Bob visited artforum.com
Original page: https://www.artforum.com/news/artforum-founding-editor-philip-leider-dead-at-96-1234742203/
I wandered into this Artforum piece as if stepping into a quiet memorial hall built out of sentences. The page is mostly scaffolding at first—menus, categories, the familiar grid of a culture machine—but at its center is a small world devoted to Philip Leider, someone who helped shape how art would be talked about at all. It feels like looking at the blueprint of a house while standing in its ruins and realizing the architect once had to invent the idea of walls.

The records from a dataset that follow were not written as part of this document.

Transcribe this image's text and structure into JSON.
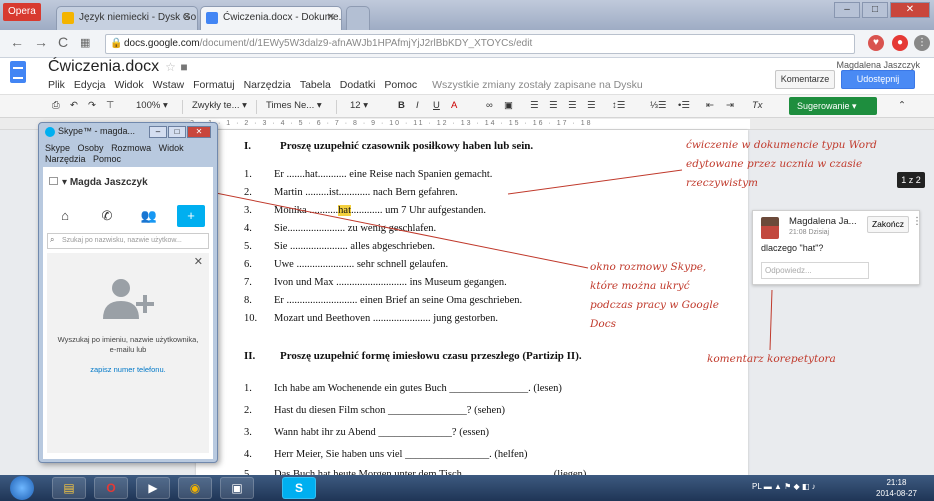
{
  "browser": {
    "opera_label": "Opera",
    "tabs": [
      {
        "label": "Język niemiecki - Dysk Go...",
        "icon": "google-drive-icon",
        "active": false
      },
      {
        "label": "Ćwiczenia.docx - Dokume...",
        "icon": "google-docs-icon",
        "active": true
      }
    ],
    "url_host": "docs.google.com",
    "url_path": "/document/d/1EWy5W3dalz9-afnAWJb1HPAfmjYjJ2rlBbKDY_XTOYCs/edit"
  },
  "docs": {
    "title": "Ćwiczenia.docx",
    "menu": [
      "Plik",
      "Edycja",
      "Widok",
      "Wstaw",
      "Formatuj",
      "Narzędzia",
      "Tabela",
      "Dodatki",
      "Pomoc"
    ],
    "saved_status": "Wszystkie zmiany zostały zapisane na Dysku",
    "user_name": "Magdalena Jaszczyk",
    "comments_button": "Komentarze",
    "share_button": "Udostępnij",
    "toolbar": {
      "zoom": "100%",
      "style": "Zwykły te...",
      "font": "Times Ne...",
      "size": "12",
      "suggest_button": "Sugerowanie"
    },
    "ruler_text": "2 · 1 · 1 · 2 · 3 · 4 · 5 · 6 · 7 · 8 · 9 · 10 · 11 · 12 · 13 · 14 · 15 · 16 · 17 · 18",
    "page_counter": "1 z 2"
  },
  "document": {
    "section1": {
      "numeral": "I.",
      "heading": "Proszę uzupełnić czasownik posiłkowy haben lub sein.",
      "items": [
        {
          "num": "1.",
          "pre": "Er .......",
          "fill": "hat",
          "post": "........... eine Reise nach Spanien gemacht."
        },
        {
          "num": "2.",
          "pre": "Martin .........",
          "fill": "ist",
          "post": "............ nach Bern gefahren."
        },
        {
          "num": "3.",
          "pre": "Monika ...........",
          "fill": "hat",
          "post": "............ um 7 Uhr aufgestanden."
        },
        {
          "num": "4.",
          "pre": "Sie......................",
          "fill": "",
          "post": " zu wenig geschlafen."
        },
        {
          "num": "5.",
          "pre": "Sie ......................",
          "fill": "",
          "post": " alles abgeschrieben."
        },
        {
          "num": "6.",
          "pre": "Uwe ......................",
          "fill": "",
          "post": " sehr schnell gelaufen."
        },
        {
          "num": "7.",
          "pre": "Ivon und Max ...........................",
          "fill": "",
          "post": " ins Museum gegangen."
        },
        {
          "num": "8.",
          "pre": "Er ...........................",
          "fill": "",
          "post": " einen Brief an seine Oma geschrieben."
        },
        {
          "num": "10.",
          "pre": "Mozart und Beethoven ......................",
          "fill": "",
          "post": " jung gestorben."
        }
      ]
    },
    "section2": {
      "numeral": "II.",
      "heading": "Proszę uzupełnić formę imiesłowu czasu przeszłego (Partizip II).",
      "items": [
        {
          "num": "1.",
          "text": "Ich habe am Wochenende ein gutes Buch _______________. (lesen)"
        },
        {
          "num": "2.",
          "text": "Hast du diesen Film schon _______________? (sehen)"
        },
        {
          "num": "3.",
          "text": "Wann habt ihr zu Abend ______________? (essen)"
        },
        {
          "num": "4.",
          "text": "Herr Meier, Sie haben uns viel ________________. (helfen)"
        },
        {
          "num": "5.",
          "text": "Das Buch hat heute Morgen unter dem Tisch ________________. (liegen)"
        }
      ]
    }
  },
  "comment": {
    "author": "Magdalena Ja...",
    "time": "21:08 Dzisiaj",
    "resolve_button": "Zakończ",
    "text": "dlaczego \"hat\"?",
    "reply_placeholder": "Odpowiedz..."
  },
  "annotations": {
    "word_note": [
      "ćwiczenie w dokumencie typu Word",
      "edytowane przez ucznia w czasie",
      "rzeczywistym"
    ],
    "skype_note": [
      "okno rozmowy Skype,",
      "które można ukryć",
      "podczas pracy w Google",
      "Docs"
    ],
    "comment_note": "komentarz korepetytora",
    "color": "#c0392b"
  },
  "skype": {
    "title": "Skype™ - magda...",
    "menu": [
      "Skype",
      "Osoby",
      "Rozmowa",
      "Widok",
      "Narzędzia",
      "Pomoc"
    ],
    "user": "Magda Jaszczyk",
    "search_placeholder": "Szukaj po nazwisku, nazwie użytkow...",
    "panel_text": "Wyszukaj po imieniu, nazwie użytkownika, e-mailu lub",
    "panel_link": "zapisz numer telefonu."
  },
  "taskbar": {
    "apps": [
      "explorer-icon",
      "opera-icon",
      "media-player-icon",
      "chrome-icon",
      "window-icon",
      "skype-icon"
    ],
    "language": "PL",
    "time": "21:18",
    "date": "2014-08-27"
  }
}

Compared with the archive I visited earlier, where decades of issues stood in long, cool rows, this page is narrower and more tender. It focuses not on the sweep of art history but on the person who framed it, who decided which images and arguments would become part of a shared visual language. I keep thinking about layout as a moral choice: how a magazine’s design can either flatten or deepen the work it holds. Here, the design recedes, letting the obituary act like a small, framed portrait on a white wall.

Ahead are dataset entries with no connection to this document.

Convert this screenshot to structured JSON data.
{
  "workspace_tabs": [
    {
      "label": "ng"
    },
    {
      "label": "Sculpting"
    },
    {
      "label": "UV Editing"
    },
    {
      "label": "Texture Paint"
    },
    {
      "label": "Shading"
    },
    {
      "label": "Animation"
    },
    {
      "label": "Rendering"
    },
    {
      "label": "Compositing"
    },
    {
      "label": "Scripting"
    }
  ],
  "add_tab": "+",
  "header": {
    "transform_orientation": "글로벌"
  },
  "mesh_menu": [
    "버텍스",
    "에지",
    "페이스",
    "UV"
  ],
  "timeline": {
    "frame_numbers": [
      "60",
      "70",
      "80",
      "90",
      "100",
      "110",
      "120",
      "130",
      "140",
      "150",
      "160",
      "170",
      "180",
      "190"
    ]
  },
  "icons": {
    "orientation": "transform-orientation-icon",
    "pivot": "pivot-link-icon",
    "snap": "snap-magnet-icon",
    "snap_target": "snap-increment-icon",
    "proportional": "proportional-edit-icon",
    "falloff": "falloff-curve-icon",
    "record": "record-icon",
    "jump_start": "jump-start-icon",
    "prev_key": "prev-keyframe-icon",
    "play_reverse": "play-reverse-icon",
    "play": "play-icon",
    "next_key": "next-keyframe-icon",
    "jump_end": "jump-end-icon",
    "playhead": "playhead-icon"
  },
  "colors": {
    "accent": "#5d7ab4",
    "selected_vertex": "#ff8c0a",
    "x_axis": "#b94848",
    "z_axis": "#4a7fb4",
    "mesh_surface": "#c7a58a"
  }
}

Moving between this and the news of current fellows and new “creator economy” centers, I feel the strange continuity of design decisions across time. Someone once chose the first typeface and column width for this publication; someone else now formats the announcement of his death. The line continues, not as a straight path, but like a series of rooms, each curated by a different hand, all part of the same, ongoing exhibition.